A helicopter is ascending vertically with a speed of 5.66m/s. At a height of 106m above the Earth, a package is dropped from the helicopter. How much time does it take the package the package to reach the ground? (Ignore air resistance)
I would like to know what my givens are and what formula(s) to use. Thank you.
h = 4.9t^2 - 5.66t = 106
h = 4.9t^2 -5.66t - 106 = 0
Use Quadratic Formula.
t = 5.264 s.
To solve this problem, you need to determine the time it takes for the package to reach the ground when dropped from a certain height.
Given:
- Initial speed of the helicopter (v₀) = 5.66 m/s
- Height above the ground from which the package is dropped (h) = 106 m
- Acceleration due to gravity (g) = 9.8 m/s² (Earth's standard gravity)
Formula:
To solve this problem, you can use the kinematic equation for vertical motion:
h = v₀t + (1/2)gt²
Where:
- h is the height
- v₀ is the initial speed
- t is the time
- g is the acceleration due to gravity
In this case, the final height (h) is 0 since the package reaches the ground. The initial speed (v₀) is effectively 0 since the package is only dropped, and the acceleration due to gravity (g) is acting downwards.

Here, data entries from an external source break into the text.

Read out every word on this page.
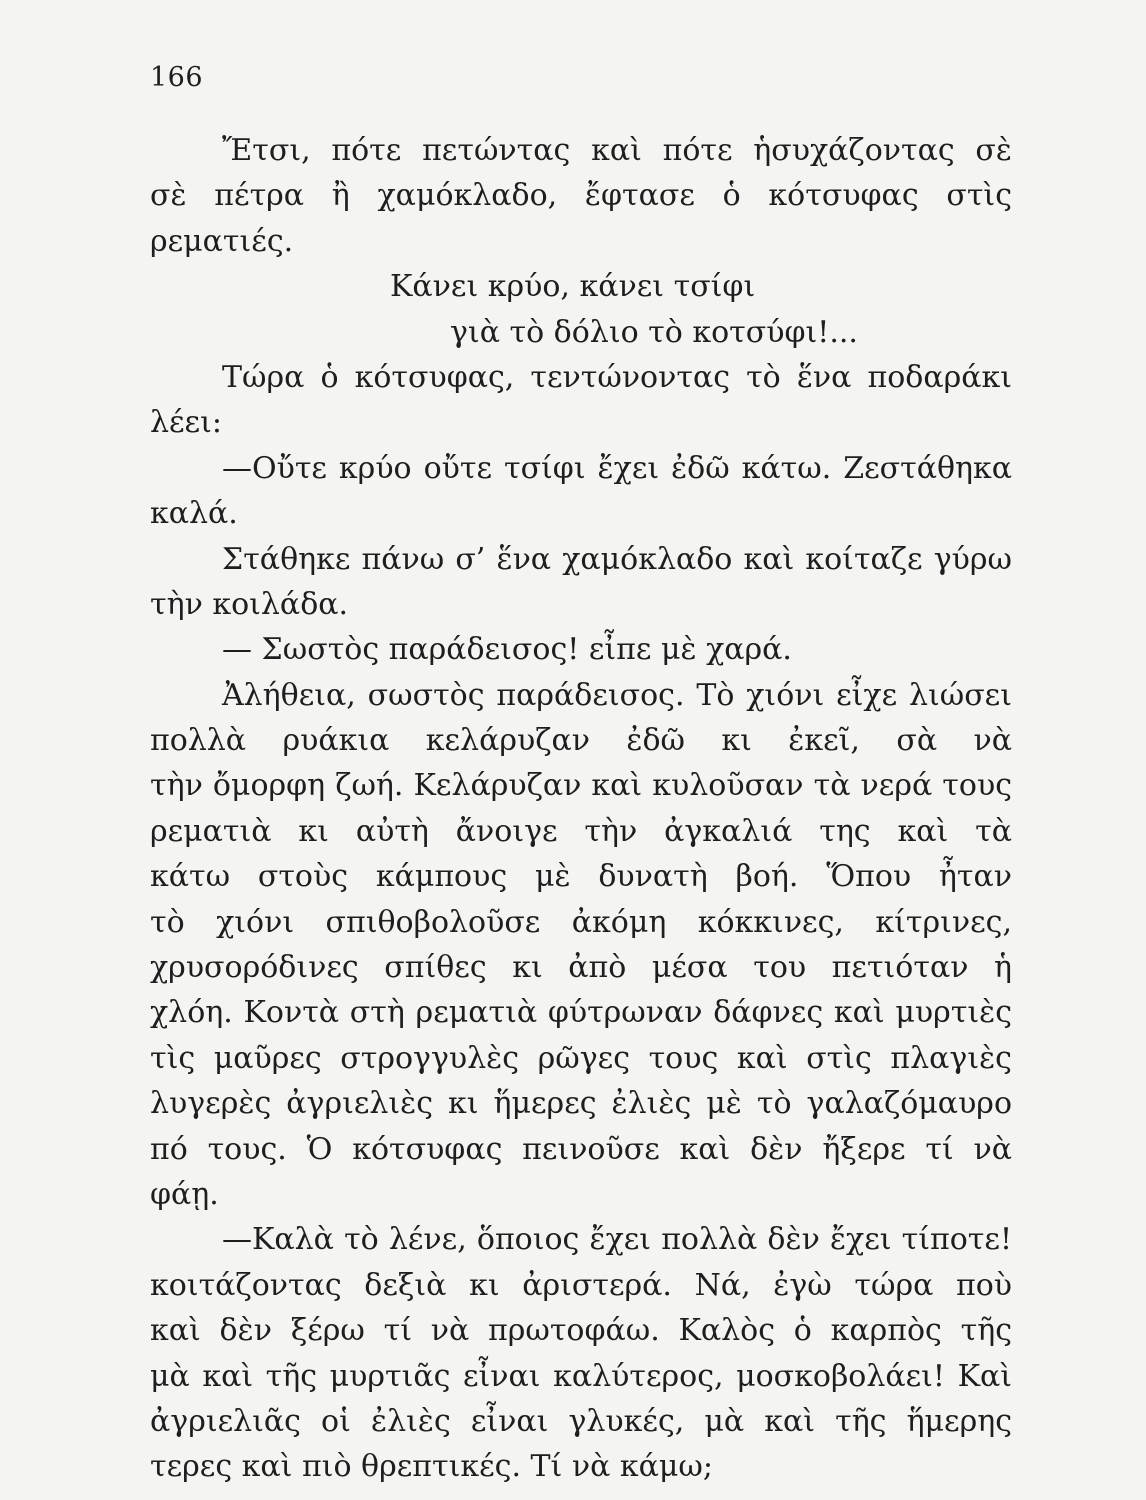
166
Ἔτσι, πότε πετώντας καὶ πότε ἡσυχάζοντας σὲ
σὲ πέτρα ἢ χαμόκλαδο, ἔφτασε ὁ κότσυφας στὶς
ρεματιές.
Κάνει κρύο, κάνει τσίφι
γιὰ τὸ δόλιο τὸ κοτσύφι!...
Τώρα ὁ κότσυφας, τεντώνοντας τὸ ἕνα ποδαράκι
λέει:
—Οὔτε κρύο οὔτε τσίφι ἔχει ἐδῶ κάτω. Ζεστάθηκα
καλά.
Στάθηκε πάνω σ’ ἕνα χαμόκλαδο καὶ κοίταζε γύρω
τὴν κοιλάδα.
— Σωστὸς παράδεισος! εἶπε μὲ χαρά.
Ἀλήθεια, σωστὸς παράδεισος. Τὸ χιόνι εἶχε λιώσει
πολλὰ ρυάκια κελάρυζαν ἐδῶ κι ἐκεῖ, σὰ νὰ
τὴν ὄμορφη ζωή. Κελάρυζαν καὶ κυλοῦσαν τὰ νερά τους
ρεματιὰ κι αὐτὴ ἄνοιγε τὴν ἀγκαλιά της καὶ τὰ
κάτω στοὺς κάμπους μὲ δυνατὴ βοή. Ὅπου ἦταν
τὸ χιόνι σπιθοβολοῦσε ἀκόμη κόκκινες, κίτρινες,
χρυσορόδινες σπίθες κι ἀπὸ μέσα του πετιόταν ἡ
χλόη. Κοντὰ στὴ ρεματιὰ φύτρωναν δάφνες καὶ μυρτιὲς
τὶς μαῦρες στρογγυλὲς ρῶγες τους καὶ στὶς πλαγιὲς
λυγερὲς ἀγριελιὲς κι ἥμερες ἐλιὲς μὲ τὸ γαλαζόμαυρο
πό τους. Ὁ κότσυφας πεινοῦσε καὶ δὲν ἤξερε τί νὰ
φάῃ.
—Καλὰ τὸ λένε, ὅποιος ἔχει πολλὰ δὲν ἔχει τίποτε!
κοιτάζοντας δεξιὰ κι ἀριστερά. Νά, ἐγὼ τώρα ποὺ
καὶ δὲν ξέρω τί νὰ πρωτοφάω. Καλὸς ὁ καρπὸς τῆς
μὰ καὶ τῆς μυρτιᾶς εἶναι καλύτερος, μοσκοβολάει! Καὶ
ἀγριελιᾶς οἱ ἐλιὲς εἶναι γλυκές, μὰ καὶ τῆς ἥμερης
τερες καὶ πιὸ θρεπτικές. Τί νὰ κάμω;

Plugging in the values, our equation becomes:
0 = (1/2)gt²
Simplifying, we get:
t² = (2h) / g
Solving for t, we take the square root of both sides:
t = √((2h) / g)
Substituting the given values:
t = √((2 * 106) / 9.8)
Now you can use a calculator to find the square root of ((2 * 106) / 9.8), and that will give you the time it takes for the package to reach the ground.